> The ARC is designed to use as much memory as is available up to a limit.  If
> the kernel allocator needs memory and there is none available, then the
> allocator requests memory back from the zfs ARC. Note that some systems have
> multiple memory allocators.  For example, there may be a memory allocator
> for the network stack, and/or for a filesystem.

Yes, but again I am concerned with what the ARC chooses to cache and
for how long, not how the ARC balances memory with other parts of the
kernel. At least, none of my observations lead me to believe the
latter is the problem here.

> might be pre-allocated.  I assume that you have already read the FreeBSD ZFS
> tuning guide (http://wiki.freebsd.org/ZFSTuningGuide) and the ZFS filesystem
> section in the handbook
> (http://www.freebsd.org/doc/handbook/filesystems-zfs.html) and made sure
> that your system is tuned appropriately.

Yes, I have been tweaking and fiddling and reading off and on since
ZFS was originally added to CURRENT.

This is not about tuning in that sense. The fact that the little data
necessary to start an 'urxvt' instance does not get cached for at
least 1-2 seconds on an otherwise mostly idle system is either the
result of cache policy, an implementation bug (freebsd or otherwise),
or a matter of an *extremely* small cache size. I have observed this
behavior for a very long time across versions of both ZFS and FreeBSD,
and with different forms of arc sizing tweaks.

It's entirely possibly there are FreeBSD issues preventing the ARC to
size itself appropriately. What I am saying though is that all
indications are that data is not being selected for caching at all, or
else is evicted extremely quickly, unless sufficient "frequency" has
been accumulated to, presumably, make the ARC decide to cache the
data.

This is entirely what I would expect from a caching policy that tries
to adapt to long-term access patterns and avoid pre-mature cache
eviction by looking at frequency of access. I don't see what it is
that is so outlandish about my query. These are fundamental ways in
which caches of different types behave, and there is a legitimate
reason to not use the same cache eviction policy under all possible
workloads. The behavior I am seeing is consistent with a caching
policy that tries "too hard" (for my particular use case) to avoid
eviction in the face of short-term changes in access pattern.

> There have been a lot of eyeballs looking at how zfs does its caching, and a
> ton of benchmarks (mostly focusing on server thoughput) to verify the
> design.  While there can certainly be zfs shortcomings (I have found
> several) these are few and far between.

That's a very general statement. I am talking about specifics here.
For example, you can have mountains of evidence that shows that a
plain LRU is "optimal" (under some conditions). That doesn't change
the fact that if I want to avoid a sequential scan of a huge data set
to completely evict everything in the cache, I cannot use a plain LRU.

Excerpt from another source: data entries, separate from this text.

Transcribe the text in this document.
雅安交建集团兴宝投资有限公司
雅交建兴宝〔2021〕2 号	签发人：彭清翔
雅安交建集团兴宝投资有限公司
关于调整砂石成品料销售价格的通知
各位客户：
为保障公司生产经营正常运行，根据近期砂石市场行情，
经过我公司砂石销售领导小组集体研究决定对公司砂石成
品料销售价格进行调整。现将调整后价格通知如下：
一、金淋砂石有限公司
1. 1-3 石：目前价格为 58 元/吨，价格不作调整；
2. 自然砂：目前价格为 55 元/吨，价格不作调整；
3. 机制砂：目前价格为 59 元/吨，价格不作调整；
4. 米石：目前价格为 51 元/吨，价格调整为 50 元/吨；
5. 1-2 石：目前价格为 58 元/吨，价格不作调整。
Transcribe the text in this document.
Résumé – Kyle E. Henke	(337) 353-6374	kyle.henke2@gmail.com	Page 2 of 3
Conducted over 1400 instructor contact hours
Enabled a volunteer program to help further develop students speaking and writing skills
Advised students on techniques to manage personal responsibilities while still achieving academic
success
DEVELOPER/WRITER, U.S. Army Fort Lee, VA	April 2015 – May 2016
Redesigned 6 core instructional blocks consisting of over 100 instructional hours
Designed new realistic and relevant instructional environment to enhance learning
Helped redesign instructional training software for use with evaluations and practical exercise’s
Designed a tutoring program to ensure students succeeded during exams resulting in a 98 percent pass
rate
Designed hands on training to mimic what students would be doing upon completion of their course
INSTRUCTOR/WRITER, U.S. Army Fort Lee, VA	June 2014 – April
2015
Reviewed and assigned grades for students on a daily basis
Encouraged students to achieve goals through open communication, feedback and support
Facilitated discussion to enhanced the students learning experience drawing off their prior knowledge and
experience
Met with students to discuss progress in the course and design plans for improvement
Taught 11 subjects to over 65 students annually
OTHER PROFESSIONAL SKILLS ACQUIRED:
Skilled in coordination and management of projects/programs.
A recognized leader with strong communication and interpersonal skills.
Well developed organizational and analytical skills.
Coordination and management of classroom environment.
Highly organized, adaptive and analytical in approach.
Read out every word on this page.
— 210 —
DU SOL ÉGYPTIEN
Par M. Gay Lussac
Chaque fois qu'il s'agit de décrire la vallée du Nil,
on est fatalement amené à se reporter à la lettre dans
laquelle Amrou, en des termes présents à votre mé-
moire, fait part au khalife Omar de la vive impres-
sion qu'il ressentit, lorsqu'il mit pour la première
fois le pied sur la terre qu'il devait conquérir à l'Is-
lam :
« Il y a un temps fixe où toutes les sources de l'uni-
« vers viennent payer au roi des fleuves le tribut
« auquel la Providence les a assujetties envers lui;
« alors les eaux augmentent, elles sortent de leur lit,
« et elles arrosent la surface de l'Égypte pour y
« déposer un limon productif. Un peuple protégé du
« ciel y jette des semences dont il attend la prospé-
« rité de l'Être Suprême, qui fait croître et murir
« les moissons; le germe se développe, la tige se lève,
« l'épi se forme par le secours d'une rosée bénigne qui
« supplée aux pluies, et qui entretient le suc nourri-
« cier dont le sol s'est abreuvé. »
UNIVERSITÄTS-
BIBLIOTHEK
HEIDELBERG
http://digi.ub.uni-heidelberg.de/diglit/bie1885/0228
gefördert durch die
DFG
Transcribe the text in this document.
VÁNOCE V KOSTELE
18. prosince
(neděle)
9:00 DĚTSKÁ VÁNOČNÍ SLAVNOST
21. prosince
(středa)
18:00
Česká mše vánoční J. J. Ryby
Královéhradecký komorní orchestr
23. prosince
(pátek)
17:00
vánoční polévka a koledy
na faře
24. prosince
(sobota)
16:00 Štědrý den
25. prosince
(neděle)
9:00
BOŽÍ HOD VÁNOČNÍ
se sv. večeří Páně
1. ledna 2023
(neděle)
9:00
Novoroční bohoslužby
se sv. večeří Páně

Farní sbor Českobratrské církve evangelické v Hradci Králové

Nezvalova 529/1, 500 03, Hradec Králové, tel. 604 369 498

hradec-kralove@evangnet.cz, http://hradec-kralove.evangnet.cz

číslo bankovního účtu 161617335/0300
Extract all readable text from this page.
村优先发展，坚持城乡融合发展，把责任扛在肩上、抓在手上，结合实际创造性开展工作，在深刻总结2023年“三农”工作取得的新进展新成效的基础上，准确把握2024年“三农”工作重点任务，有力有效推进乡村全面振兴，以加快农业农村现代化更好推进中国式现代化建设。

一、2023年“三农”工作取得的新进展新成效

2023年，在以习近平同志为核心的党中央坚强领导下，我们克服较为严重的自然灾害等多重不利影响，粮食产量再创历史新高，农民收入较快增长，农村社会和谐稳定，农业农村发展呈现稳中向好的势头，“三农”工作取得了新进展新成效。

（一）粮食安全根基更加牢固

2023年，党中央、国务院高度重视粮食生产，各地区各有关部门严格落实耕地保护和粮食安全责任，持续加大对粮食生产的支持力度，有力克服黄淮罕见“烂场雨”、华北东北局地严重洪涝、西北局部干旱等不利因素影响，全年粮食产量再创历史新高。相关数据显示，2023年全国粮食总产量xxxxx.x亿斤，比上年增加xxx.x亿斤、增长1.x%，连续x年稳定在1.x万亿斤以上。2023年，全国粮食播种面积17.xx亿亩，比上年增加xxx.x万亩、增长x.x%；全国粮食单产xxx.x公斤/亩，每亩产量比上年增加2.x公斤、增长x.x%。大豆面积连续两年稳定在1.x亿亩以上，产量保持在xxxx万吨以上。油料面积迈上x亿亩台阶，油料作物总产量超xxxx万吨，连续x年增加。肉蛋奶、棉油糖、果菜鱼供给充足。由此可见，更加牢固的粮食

In this case I'm looking for the reverse; i.e., increasing the
importance of 'recenticity' because my workload is such that it would
be more optimal than the behavior I am observing. Benchmarks are
irrelevant except insofar as they show that my problem is not with the
caching policy, since I am trying to address an empirically observed
behavior.

I *will* try to look at how the ARC sizes itself, as I'm unclear on
several things in the way memory is being reported by FreeBSD, but as
far as I can tell these are different issues. Sure, a bigger ARC might
hide the behavior I happen to see; but I want the cache to behave in a
way where I do not need gigabytes of extra ARC size to "lure" it into
caching the data necessary for 'urxvt' without having to start it 50
times in a row to accumulate statistics.